''Propriedade rural não é como fábrica''

Na opinião do presidente do Instituto Nacional de Colonização e Reforma Agrária (Incra), Rolf Hackbart, os políticos que defendem os interesses dos proprietários rurais estão criando uma falsa crise em torno da atualização dos índices.

, O Estadao de S.Paulo

03 de setembro de 2009 | 00h00

Como o senhor vê a reação do setor ruralista à proposta de revisão dos índices?

Não há razão nenhuma para que os proprietários de imóveis rurais se assustem com uma eventual atualização dos índices. Existe um setor político que defende o setor patronal e fica criando crises falsas, como essa. Digo que é falsa porque, em primeiro lugar, a atualização segue uma determinação legal. Em segundo, porque a terra é um fator econômico limitado. Quando falamos em propriedade rural não é a mesma coisa que uma loja, uma fábrica. Ela tem um limite. E foi pensando nisso que o legislador, na nossa Constituição, estabeleceu que a propriedade rural está subordinada ao cumprimento de sua função social - o que significa que deve ser produtiva e respeitar as legislações trabalhista e ambiental. Se não for, ela pode ser desapropriada e destinada para a criação de reservas ambientais, para áreas indígenas, reforma agrária.

Um índice de produtividade maior que o atual não seria uma ameaça para os produtores que não conseguirem cumpri-lo a curto prazo?

O grande desafio da agricultura brasileira está relacionado a problemas de infraestrutura e mercado. Não está ligado a nenhum índice de produtividade. Os números que estão sendo propostos para atualizar o índice, conforme determina a lei, e que só devem vigorar a partir de 2010, se houver mudança agora, estão bem abaixo do que já se produz hoje. No município de Sorriso, no Mato Grosso, o índice de produtividade de soja que está em vigor fala em 1200 quilos por hectare. Na safra de 2006/2007, os produtores chegaram a 3.062 kg/h. O que está sendo proposto para 2010 é 2.040 kg/ha, bem abaixo da média, portanto. Isso se repete em todos os setores.

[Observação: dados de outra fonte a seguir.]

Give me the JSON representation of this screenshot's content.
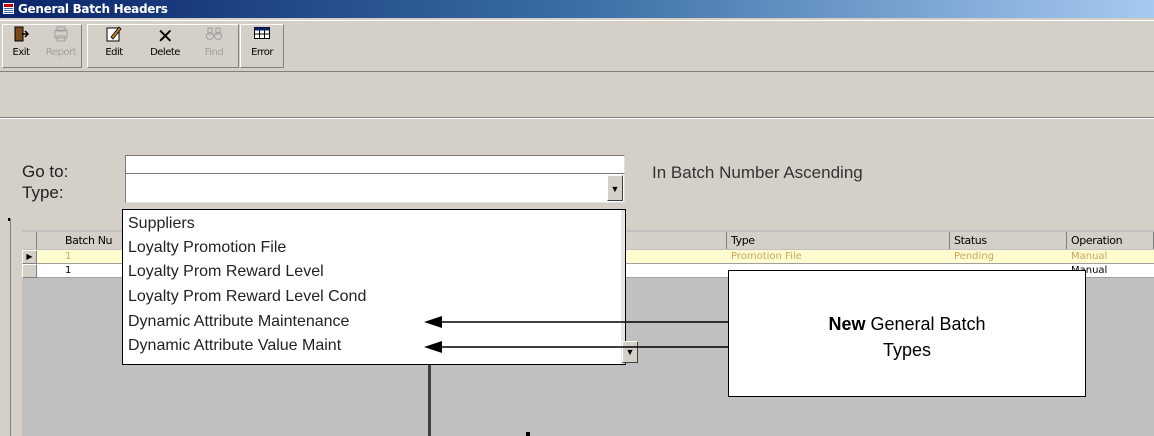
{
  "window": {
    "title": "General Batch Headers"
  },
  "toolbar": {
    "buttons": [
      {
        "label": "Exit",
        "icon": "exit-door-icon",
        "enabled": true
      },
      {
        "label": "Report",
        "icon": "report-icon",
        "enabled": false
      },
      {
        "label": "Edit",
        "icon": "edit-icon",
        "enabled": true
      },
      {
        "label": "Delete",
        "icon": "delete-x-icon",
        "enabled": true
      },
      {
        "label": "Find",
        "icon": "binoculars-icon",
        "enabled": false
      },
      {
        "label": "Error",
        "icon": "grid-icon",
        "enabled": true
      }
    ]
  },
  "form": {
    "goto_label": "Go to:",
    "goto_value": "",
    "sort_text": "In Batch Number Ascending",
    "type_label": "Type:",
    "type_value": ""
  },
  "type_dropdown": {
    "options": [
      "Suppliers",
      "Loyalty Promotion File",
      "Loyalty Prom Reward Level",
      "Loyalty Prom Reward Level Cond",
      "Dynamic Attribute Maintenance",
      "Dynamic Attribute Value Maint"
    ]
  },
  "grid": {
    "columns": [
      "Batch Nu",
      "Type",
      "Status",
      "Operation"
    ],
    "rows": [
      {
        "batch": "1",
        "type": "Promotion File",
        "status": "Pending",
        "operation": "Manual",
        "selected": true
      },
      {
        "batch": "1",
        "type": "",
        "status": "",
        "operation": "Manual",
        "selected": false
      }
    ]
  },
  "callout": {
    "bold": "New",
    "line1_rest": " General Batch",
    "line2": "Types"
  },
  "colors": {
    "title_bar": "#0a246a",
    "selected_row": "#fffccf",
    "selected_text": "#c8a860",
    "face": "#d4d0c8"
  }
}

A que o senhor atribui, então, essa reação tão forte?

Estão se aproveitando dessa determinação legal para gerar crise e assim ganhar poder de barganha em outras questões, como, mais uma vez, as renegociações das dívidas. Não existe, como querem deixar marcado nos debates, uma caça às bruxas. Quem teme a atualização é quem usa a terra só como reserva de valor, sem se preocupar com a função social. Quem estiver produzindo minimamente e cumprindo a legislação trabalhista e ambiental não deve ter receio nenhum. Os que se opõem à atualização são os que defendem o atraso em vez da modernidade.